Su conjunto monástico está construido en un pequeño islote rocoso del litoral, a 1.600 metros de la costa.
Es conocido como la maravilla de Occidente.
La abadía benedictina se fundó en el año 966.
En la Edad Media fue uno de los más importantes centros de peregrinación junto con Roma y Santiago de Compostela.
Es Patrimonio de la Humanidad.
Para unir la costa con el islote se construyó una lengua de tierra, se puede pasar con el coche pero una vez alli se aparca y  la visita se hace andando, recorriendo la única calle que rodea el monte a la vez que sube hasta lo más alto entre casas medievales muy bien conservadas.
Está protegido por unas murallas tambien medievales.
Abadía:
Fue construida en el año 966 por unos monjes benedictinos, de estilo románico y gótico.  Se entra por una escalera muy larga.
Hay visitas guiadas.
Claustro.
Construido en 1228, es de estilo gótico y restaurado en el Siglo XIX.
Lo más increible de este lugar son las fuertes mareas, que alcanzan los quince metros.
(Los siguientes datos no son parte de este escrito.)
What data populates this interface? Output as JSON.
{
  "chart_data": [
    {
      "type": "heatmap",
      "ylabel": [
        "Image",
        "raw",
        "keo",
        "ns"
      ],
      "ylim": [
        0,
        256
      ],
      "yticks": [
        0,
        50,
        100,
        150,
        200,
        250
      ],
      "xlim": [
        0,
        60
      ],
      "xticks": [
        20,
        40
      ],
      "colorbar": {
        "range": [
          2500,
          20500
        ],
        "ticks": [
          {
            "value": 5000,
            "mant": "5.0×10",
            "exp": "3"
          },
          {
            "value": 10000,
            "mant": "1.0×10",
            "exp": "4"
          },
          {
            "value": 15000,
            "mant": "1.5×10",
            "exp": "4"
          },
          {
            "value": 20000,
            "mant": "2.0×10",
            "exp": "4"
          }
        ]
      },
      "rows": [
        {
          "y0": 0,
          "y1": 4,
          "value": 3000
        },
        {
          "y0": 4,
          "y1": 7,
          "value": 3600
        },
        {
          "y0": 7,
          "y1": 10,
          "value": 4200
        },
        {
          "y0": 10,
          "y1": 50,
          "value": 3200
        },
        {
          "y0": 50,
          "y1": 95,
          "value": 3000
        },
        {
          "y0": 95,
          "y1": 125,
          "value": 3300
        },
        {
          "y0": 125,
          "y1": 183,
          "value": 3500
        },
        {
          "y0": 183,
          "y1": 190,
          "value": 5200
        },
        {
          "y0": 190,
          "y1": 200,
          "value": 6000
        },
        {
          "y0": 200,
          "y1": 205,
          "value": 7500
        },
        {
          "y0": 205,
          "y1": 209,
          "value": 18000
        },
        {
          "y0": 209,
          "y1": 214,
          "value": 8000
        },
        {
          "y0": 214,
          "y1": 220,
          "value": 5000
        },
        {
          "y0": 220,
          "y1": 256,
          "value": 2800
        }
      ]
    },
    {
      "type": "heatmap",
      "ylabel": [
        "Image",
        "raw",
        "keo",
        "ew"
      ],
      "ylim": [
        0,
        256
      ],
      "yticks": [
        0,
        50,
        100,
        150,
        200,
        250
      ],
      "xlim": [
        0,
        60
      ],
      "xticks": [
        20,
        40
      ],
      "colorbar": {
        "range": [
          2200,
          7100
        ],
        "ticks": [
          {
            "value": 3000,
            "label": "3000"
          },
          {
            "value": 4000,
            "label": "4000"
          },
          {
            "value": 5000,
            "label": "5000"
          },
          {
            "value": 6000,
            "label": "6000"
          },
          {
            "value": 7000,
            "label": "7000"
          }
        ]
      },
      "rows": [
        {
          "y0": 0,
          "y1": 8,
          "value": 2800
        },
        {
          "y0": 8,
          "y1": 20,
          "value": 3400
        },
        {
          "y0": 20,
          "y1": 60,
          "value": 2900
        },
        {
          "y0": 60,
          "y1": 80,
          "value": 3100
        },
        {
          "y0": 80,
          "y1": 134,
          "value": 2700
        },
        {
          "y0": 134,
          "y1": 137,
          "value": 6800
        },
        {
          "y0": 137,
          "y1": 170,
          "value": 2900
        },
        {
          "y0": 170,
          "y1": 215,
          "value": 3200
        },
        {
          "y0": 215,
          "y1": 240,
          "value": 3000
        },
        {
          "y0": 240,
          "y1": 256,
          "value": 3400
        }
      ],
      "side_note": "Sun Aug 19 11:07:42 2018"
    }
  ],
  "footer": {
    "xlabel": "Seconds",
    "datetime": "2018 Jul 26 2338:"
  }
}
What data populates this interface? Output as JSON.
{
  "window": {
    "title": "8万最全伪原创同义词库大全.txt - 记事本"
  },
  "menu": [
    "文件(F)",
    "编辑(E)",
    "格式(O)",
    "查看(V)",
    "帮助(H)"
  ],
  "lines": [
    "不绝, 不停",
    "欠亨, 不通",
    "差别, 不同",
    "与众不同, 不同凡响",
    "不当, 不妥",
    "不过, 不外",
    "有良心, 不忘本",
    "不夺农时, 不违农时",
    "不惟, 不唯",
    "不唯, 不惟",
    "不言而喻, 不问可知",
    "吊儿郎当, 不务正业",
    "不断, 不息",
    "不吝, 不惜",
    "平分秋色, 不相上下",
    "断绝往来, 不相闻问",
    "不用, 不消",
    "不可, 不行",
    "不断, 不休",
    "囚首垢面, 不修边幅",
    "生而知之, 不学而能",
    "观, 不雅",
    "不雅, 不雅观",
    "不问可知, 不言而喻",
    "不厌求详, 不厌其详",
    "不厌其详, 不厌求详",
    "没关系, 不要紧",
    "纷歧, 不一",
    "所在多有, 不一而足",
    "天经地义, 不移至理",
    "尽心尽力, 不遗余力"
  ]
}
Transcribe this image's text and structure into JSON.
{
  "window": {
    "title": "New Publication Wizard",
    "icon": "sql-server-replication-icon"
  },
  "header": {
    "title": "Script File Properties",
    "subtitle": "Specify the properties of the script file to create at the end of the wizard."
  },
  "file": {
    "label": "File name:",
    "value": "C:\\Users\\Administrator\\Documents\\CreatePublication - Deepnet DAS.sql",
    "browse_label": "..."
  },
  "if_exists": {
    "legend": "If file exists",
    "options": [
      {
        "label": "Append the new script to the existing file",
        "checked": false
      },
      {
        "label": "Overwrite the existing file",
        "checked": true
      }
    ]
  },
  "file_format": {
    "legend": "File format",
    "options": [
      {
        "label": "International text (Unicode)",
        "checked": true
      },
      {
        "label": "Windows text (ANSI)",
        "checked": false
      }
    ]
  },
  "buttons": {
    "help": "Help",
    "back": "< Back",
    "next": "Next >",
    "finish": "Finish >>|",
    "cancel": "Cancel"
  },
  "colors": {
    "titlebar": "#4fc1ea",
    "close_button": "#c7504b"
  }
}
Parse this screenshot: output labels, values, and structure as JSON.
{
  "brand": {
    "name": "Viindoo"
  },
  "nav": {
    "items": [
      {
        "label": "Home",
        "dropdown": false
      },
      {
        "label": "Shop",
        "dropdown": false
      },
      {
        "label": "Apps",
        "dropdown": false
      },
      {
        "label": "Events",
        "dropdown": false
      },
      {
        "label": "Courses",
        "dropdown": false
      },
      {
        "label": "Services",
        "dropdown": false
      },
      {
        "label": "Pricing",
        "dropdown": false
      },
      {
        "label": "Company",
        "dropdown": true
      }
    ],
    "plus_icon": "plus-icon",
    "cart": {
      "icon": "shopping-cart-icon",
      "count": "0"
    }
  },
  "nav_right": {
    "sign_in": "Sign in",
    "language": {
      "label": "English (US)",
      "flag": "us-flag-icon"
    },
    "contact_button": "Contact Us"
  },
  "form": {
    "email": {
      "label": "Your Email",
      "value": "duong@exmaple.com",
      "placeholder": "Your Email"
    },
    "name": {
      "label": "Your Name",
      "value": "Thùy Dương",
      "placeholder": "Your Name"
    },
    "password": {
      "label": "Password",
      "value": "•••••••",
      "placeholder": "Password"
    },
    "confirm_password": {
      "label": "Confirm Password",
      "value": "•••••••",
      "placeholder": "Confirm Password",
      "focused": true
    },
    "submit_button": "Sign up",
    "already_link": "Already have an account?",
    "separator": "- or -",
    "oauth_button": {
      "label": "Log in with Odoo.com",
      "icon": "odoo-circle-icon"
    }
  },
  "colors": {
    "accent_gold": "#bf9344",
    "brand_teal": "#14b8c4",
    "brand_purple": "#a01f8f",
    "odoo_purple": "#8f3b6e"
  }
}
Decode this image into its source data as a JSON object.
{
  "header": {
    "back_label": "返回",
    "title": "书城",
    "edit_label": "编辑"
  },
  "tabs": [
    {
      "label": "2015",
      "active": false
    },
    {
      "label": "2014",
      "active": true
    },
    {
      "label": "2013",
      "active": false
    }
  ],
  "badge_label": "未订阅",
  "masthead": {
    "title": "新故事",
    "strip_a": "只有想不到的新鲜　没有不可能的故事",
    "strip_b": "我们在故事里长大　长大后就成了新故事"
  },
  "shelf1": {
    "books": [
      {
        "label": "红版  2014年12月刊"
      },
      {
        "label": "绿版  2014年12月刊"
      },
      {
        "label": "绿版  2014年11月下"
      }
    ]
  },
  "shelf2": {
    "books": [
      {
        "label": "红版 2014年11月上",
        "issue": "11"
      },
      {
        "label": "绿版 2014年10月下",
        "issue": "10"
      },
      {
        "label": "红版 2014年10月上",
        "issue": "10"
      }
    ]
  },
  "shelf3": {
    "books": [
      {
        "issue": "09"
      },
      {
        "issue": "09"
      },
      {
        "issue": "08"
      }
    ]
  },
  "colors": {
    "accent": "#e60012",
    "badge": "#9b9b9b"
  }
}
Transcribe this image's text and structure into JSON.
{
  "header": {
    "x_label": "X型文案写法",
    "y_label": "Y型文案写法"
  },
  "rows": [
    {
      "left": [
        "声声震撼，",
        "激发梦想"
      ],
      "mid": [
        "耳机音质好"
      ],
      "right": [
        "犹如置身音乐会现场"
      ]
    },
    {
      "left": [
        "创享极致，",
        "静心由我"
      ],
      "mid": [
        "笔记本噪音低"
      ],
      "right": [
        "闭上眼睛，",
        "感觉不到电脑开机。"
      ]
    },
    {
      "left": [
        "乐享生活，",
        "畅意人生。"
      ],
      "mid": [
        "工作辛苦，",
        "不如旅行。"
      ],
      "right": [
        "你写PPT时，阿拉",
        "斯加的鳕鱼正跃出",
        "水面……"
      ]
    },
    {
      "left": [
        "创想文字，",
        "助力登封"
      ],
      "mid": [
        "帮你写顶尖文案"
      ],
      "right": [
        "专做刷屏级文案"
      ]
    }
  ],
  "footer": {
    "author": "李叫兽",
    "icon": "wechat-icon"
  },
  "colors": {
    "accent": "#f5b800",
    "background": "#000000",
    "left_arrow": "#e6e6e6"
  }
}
Durante la marea baja, el agua se retira varios kilómetros mar adentro, quedando el monte rodeado de arena.
Cuando la marea es alta, el monte queda rodeado de agua, hasta el aparcamiento queda inundado.
Ruta Costa de Normandía:
Fécamp, Etretat, Le Havre, Bayeux, Desembarco de Normandía, Cherbourg, Cabo de Hague, Le Mont Saint-Michel.
Ruta Ciudades Normandas:
Rouen, Le Havre, Cherbourg, Le Mont Saint-Michel
Alrededores de St. Malo:
Dinan, Dinard, St. Malo, Le Mont Saint-Michel
Le Mont Saint-Michel es una auténtica fortaleza, las mareas, que se repiten dos veces al dia, dejan la ciudadela y la Abadía unida a tierra solo por la carretera. Las mareas suben con gran rapidez por lo que las campanas del Monte avisan con bastante antelación.
La isla tiene apenas 1 Km de circunferencia y 80 metros de altura, en la parte baja te encontrarás con el pequeño pueblo que rodea a la Abadía. Es muy agradable el paseo entre sus calles y la muralla, y disfrutar con las numerosas tiendas de souvenirs, este pequeñísimo pueblo se mantiene gracias al turismo y a los peregrinos.